Let's see, what else is new with me these days? Well, there's one thing that is kinda new, but it's a secret. I have a lot of secrets, yet I will tell you almost anything if you just ask. Ask away! Go away! Come back! Stay awhile. But don't get too comfortable. "Not getting too comfortable" might also be a new thing I'm trying out these days. It is too easy to fall into the trap of routine. A lot of routines are A-OK and probably good for us psychologically, but there are other routines that are mind numbing and creativity killers.

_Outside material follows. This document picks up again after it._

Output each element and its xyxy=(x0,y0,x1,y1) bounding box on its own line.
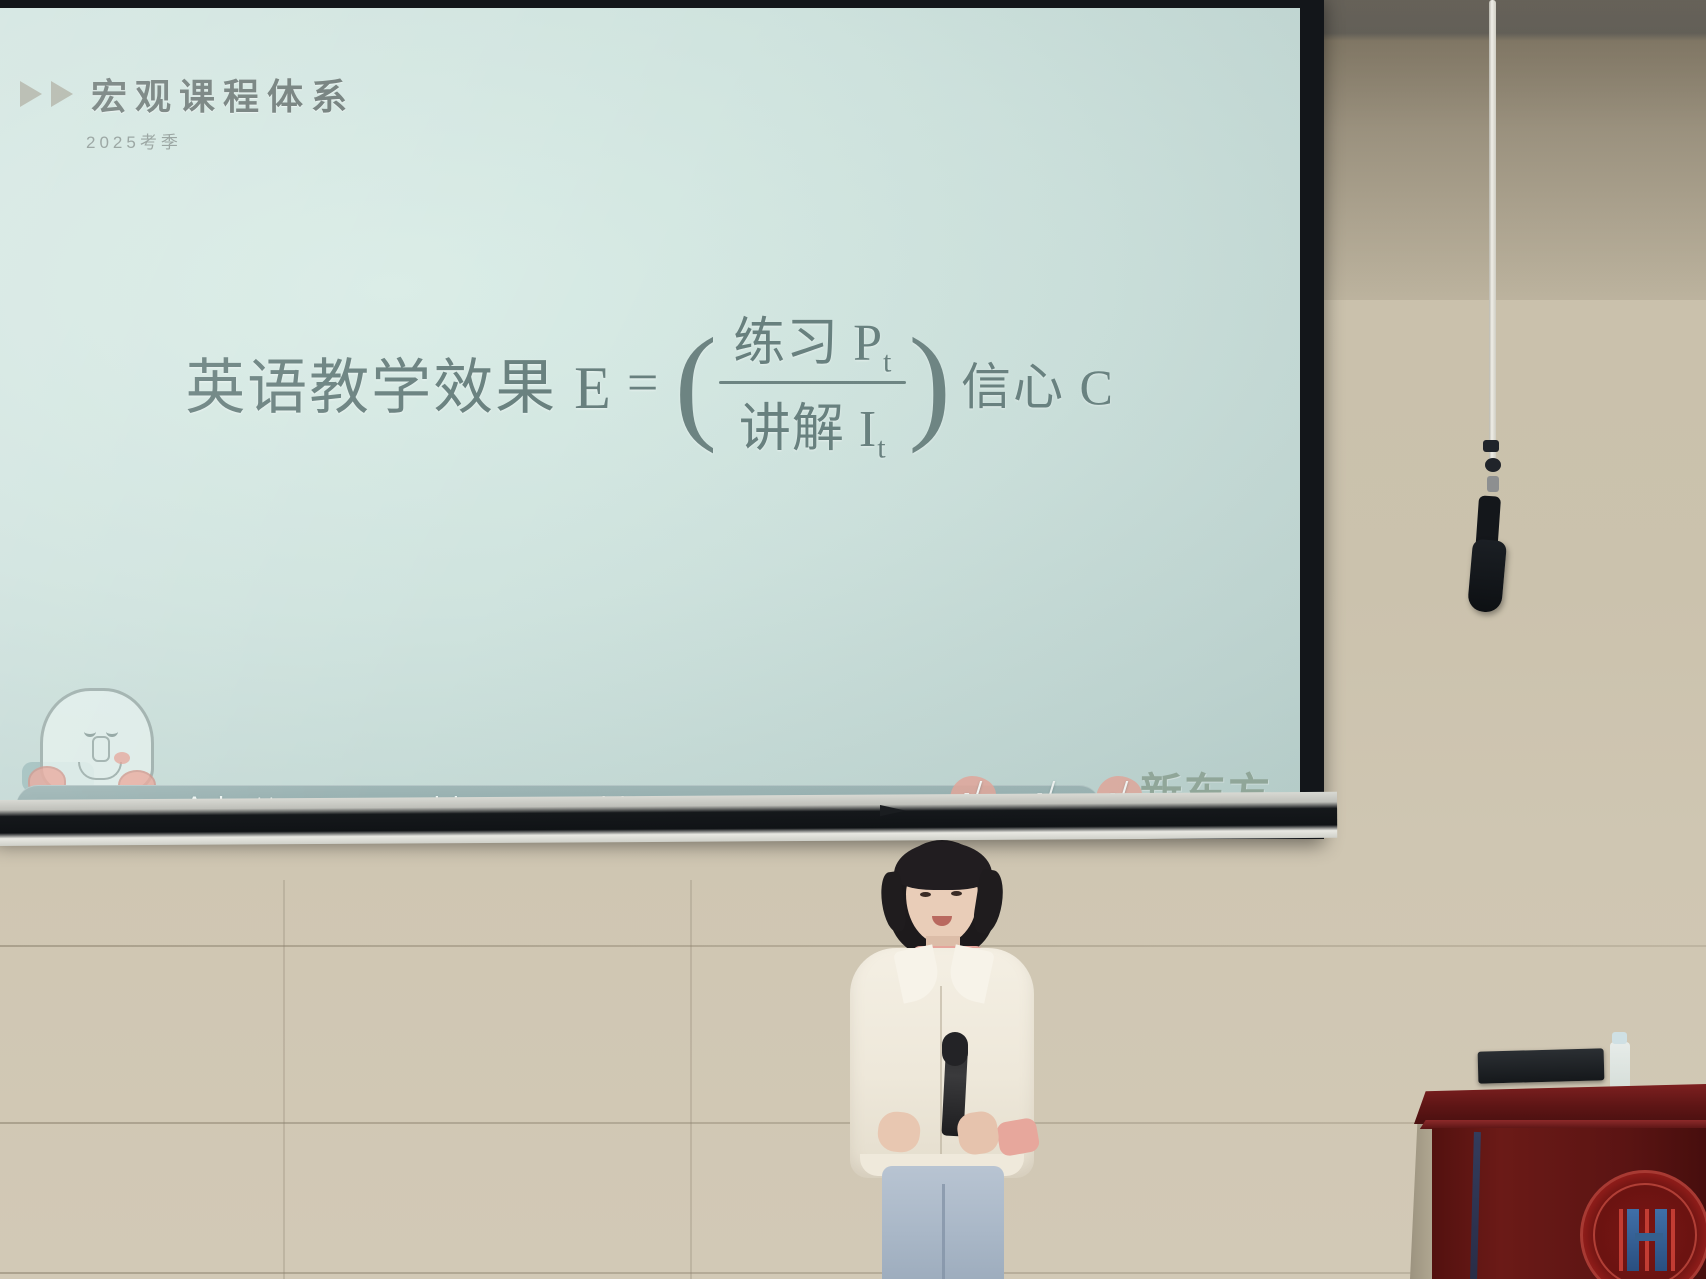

No more numbing, no more killing, no more trying to soothe myself 24/7. Maybe I can soothe and delude myself 23/7, but give me that hour of discomfort and SHEER TERROR so that I can be awake for at least a part of my life.
Awake! I am starting to wake up. I think it's high time I had some breakfast. I am not going to think too much about breakfast, though! I am simply going to eat it and enjoy it and think about how many people and events went into the production of my breakfast (and give thanks!) and then brush my teeth and brush up on my pinochle/peeknuckle skills. Your grandma is waiting for me! Life is waiting for me. It's about time I went after it.